Putting a 70-something, old-school, skull-cracking, pre-Miranda cop into the body of a professional wrestler would be more intriguing if the result didn’t play like a bro fantasy. As beefed up by the chemicals in the Goodwins’ hydroponic tank, Jimmy is a hypersexual meathead with keen investigatory skills. He can Hulk out and punch his way through any crisis, and he’s so potent that when he starts making up for lost sexual time, he warns a partner that she’d better get protection because she’s guaranteed to get pregnant.
Kazinsky is likable, but seemingly lacks the imagination to suggest depths that aren’t indicated in series creator Rand Ravich’s screenplay. He doesn’t sync up with Hall’s performance as the older version of the character. And that’s too bad, because it blunts the impact of the many scenes where Jimmy interacts with a grieving adult son who has no idea his dad is alive, much less that he’s standing right in front of him.

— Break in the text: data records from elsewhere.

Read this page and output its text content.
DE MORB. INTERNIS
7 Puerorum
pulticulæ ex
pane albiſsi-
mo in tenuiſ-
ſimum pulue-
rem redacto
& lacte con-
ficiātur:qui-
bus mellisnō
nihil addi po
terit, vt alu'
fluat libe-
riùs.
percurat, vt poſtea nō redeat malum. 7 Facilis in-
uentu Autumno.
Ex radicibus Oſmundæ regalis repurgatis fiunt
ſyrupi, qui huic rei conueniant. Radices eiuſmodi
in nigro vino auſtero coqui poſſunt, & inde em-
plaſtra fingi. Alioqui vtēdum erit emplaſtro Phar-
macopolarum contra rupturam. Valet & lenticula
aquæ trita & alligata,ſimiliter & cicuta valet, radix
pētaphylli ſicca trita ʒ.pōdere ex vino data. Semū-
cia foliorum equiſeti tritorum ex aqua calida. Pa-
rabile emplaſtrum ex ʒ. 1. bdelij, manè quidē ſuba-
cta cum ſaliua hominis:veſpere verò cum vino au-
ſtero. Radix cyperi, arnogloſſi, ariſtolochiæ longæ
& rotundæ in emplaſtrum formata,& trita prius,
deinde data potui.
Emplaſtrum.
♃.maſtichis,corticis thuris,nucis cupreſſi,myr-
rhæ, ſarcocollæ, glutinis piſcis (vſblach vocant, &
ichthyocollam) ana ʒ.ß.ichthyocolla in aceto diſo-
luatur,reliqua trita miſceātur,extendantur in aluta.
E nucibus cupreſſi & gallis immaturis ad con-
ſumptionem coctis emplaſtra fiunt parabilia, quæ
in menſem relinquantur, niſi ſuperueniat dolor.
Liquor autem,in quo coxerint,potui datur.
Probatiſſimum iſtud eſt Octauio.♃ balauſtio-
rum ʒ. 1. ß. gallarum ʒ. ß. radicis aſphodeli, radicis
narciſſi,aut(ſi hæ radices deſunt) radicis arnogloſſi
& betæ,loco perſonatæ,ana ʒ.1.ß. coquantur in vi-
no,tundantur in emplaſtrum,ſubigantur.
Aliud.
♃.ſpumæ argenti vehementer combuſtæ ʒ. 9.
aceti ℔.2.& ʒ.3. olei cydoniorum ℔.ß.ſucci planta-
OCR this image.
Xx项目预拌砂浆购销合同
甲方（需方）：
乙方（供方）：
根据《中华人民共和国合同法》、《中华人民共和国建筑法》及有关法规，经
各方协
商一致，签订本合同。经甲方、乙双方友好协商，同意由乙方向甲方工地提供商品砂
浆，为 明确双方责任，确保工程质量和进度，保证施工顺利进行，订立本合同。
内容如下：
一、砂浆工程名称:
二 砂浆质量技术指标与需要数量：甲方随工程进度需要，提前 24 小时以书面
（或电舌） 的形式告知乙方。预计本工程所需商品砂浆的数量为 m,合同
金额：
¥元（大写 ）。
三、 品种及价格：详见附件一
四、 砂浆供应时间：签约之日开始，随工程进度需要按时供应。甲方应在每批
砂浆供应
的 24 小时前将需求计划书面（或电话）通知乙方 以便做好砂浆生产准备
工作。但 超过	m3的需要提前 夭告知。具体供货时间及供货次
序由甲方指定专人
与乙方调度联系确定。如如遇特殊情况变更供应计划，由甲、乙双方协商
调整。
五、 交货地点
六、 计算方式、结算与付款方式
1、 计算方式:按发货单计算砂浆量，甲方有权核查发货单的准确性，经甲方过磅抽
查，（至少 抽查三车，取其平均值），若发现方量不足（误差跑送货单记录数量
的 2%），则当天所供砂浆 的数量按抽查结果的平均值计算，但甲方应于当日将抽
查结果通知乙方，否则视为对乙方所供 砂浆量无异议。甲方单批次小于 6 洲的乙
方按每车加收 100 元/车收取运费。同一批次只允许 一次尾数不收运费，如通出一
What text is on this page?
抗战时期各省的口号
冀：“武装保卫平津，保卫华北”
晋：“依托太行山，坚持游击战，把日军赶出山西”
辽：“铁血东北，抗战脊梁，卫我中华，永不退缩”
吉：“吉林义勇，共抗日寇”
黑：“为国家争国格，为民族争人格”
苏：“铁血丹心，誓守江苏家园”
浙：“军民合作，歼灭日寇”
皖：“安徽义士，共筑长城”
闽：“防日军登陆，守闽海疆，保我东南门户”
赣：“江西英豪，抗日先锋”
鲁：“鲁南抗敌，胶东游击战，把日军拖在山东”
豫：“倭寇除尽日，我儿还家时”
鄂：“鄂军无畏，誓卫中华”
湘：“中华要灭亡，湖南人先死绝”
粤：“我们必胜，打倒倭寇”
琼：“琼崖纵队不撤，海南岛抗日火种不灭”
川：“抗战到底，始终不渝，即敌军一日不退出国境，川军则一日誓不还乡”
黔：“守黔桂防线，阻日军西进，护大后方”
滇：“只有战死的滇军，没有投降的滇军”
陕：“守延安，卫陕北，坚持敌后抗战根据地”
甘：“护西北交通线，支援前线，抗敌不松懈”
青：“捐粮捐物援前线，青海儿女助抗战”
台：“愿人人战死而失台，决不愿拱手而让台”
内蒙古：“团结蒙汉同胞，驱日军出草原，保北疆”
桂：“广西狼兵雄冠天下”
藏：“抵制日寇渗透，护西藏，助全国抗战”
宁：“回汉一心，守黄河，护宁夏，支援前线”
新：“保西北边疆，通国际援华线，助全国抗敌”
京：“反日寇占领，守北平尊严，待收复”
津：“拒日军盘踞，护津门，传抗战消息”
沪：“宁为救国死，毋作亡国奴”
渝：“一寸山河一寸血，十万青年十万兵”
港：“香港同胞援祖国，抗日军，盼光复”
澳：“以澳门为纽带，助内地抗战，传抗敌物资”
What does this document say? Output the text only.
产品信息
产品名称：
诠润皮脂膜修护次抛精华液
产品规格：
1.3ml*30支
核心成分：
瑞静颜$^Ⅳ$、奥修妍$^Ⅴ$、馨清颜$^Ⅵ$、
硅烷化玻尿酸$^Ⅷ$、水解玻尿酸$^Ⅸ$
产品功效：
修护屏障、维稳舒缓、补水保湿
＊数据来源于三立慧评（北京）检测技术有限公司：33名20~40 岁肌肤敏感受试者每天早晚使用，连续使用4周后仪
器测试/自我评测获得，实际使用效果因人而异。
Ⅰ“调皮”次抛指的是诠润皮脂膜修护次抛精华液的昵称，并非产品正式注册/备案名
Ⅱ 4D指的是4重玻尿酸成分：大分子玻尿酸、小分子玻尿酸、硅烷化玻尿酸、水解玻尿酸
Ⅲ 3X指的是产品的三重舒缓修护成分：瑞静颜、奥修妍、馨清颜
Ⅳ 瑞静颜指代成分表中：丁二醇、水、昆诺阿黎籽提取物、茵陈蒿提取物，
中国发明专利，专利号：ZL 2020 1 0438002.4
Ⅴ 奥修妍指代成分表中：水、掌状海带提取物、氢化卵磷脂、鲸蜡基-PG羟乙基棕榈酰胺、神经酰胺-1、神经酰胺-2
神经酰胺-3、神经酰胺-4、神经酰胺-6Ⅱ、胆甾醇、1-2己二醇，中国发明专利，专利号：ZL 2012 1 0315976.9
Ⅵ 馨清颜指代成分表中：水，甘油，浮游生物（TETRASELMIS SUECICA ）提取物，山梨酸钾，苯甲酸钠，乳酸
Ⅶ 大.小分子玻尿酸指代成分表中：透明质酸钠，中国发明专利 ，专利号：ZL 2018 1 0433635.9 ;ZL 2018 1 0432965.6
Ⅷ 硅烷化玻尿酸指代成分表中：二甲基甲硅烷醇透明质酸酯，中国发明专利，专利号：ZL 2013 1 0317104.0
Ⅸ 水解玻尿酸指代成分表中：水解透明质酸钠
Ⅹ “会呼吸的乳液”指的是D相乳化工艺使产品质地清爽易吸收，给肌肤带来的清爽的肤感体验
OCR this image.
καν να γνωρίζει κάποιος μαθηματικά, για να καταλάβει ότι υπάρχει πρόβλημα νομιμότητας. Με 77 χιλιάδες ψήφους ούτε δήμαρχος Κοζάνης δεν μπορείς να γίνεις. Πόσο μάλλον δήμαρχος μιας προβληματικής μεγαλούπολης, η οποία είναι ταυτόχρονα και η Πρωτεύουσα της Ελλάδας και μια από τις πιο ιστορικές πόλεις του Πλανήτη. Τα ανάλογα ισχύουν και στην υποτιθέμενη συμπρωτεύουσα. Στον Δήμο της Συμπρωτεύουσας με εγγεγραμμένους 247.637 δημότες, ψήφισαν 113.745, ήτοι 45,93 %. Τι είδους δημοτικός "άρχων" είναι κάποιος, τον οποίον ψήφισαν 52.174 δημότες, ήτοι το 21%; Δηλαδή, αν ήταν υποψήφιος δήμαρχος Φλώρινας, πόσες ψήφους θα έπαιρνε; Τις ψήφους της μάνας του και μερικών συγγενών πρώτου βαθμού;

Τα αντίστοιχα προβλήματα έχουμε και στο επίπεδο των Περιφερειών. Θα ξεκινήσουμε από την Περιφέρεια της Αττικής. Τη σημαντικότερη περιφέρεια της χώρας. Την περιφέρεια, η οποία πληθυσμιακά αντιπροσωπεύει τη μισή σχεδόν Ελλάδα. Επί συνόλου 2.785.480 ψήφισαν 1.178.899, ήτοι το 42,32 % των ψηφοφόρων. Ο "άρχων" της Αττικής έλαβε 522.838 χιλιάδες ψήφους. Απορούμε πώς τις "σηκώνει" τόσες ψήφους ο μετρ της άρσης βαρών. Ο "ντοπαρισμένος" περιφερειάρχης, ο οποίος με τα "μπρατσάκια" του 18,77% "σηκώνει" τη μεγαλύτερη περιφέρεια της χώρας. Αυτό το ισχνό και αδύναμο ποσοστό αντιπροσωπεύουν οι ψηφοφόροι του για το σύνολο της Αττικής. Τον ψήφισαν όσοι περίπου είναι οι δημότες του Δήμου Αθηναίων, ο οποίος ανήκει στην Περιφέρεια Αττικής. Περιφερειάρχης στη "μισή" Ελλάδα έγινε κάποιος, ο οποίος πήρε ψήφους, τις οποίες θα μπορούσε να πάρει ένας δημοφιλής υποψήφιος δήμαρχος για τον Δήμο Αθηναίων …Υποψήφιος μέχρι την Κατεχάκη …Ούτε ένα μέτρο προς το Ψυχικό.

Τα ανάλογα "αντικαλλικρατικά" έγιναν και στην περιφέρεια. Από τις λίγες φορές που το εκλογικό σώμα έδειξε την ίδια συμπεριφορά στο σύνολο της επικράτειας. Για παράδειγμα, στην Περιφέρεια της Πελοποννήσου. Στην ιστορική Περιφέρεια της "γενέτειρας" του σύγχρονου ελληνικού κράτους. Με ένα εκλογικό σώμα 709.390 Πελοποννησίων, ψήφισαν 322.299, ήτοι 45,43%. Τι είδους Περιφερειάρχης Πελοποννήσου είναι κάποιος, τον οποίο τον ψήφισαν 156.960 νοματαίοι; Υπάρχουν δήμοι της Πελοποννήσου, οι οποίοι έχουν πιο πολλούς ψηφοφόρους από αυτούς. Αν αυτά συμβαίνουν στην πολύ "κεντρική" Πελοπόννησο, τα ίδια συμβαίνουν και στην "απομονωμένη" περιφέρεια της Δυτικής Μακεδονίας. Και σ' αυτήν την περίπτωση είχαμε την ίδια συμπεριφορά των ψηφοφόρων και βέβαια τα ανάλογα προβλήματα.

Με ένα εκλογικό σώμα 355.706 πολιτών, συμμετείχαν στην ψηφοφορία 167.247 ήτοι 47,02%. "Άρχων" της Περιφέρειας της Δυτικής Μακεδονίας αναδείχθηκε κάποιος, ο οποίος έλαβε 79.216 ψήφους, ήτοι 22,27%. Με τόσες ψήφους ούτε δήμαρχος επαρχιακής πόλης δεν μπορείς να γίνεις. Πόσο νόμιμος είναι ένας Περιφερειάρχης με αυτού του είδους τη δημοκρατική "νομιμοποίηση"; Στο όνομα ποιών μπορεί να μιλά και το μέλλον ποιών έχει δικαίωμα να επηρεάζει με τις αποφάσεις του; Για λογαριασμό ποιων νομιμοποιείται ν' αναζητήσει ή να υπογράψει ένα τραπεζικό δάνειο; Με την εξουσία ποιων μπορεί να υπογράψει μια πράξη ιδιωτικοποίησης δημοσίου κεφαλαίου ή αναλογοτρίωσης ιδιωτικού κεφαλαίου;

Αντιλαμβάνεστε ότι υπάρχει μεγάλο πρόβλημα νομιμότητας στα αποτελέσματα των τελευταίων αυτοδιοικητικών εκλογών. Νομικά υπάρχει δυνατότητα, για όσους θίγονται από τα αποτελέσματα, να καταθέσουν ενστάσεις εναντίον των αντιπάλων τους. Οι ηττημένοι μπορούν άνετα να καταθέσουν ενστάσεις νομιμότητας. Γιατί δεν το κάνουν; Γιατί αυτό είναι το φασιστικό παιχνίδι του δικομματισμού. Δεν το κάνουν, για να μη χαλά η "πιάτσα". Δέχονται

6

There are compensations, though: The emotionally fraught relationship between Mary, the CEO of the tech company, and her brother Otto, the scientific genius behind most of its advances, is fascinating, and DeKay’s performance as Duval is intelligent, sensitive, and often unexpectedly touching, never more so than when his secretly reincarnated father suggests that the elder Pritchard felt guilty for failing his children. Reincarnated Jimmy says this as Duval is walking away from a curb and toward his house; hearing his father’s proxy admission of shame, DeKay doesn’t shoot his scene partner a stereotypically angry or regretful backward glance — he pauses for moment, then keeps on walking.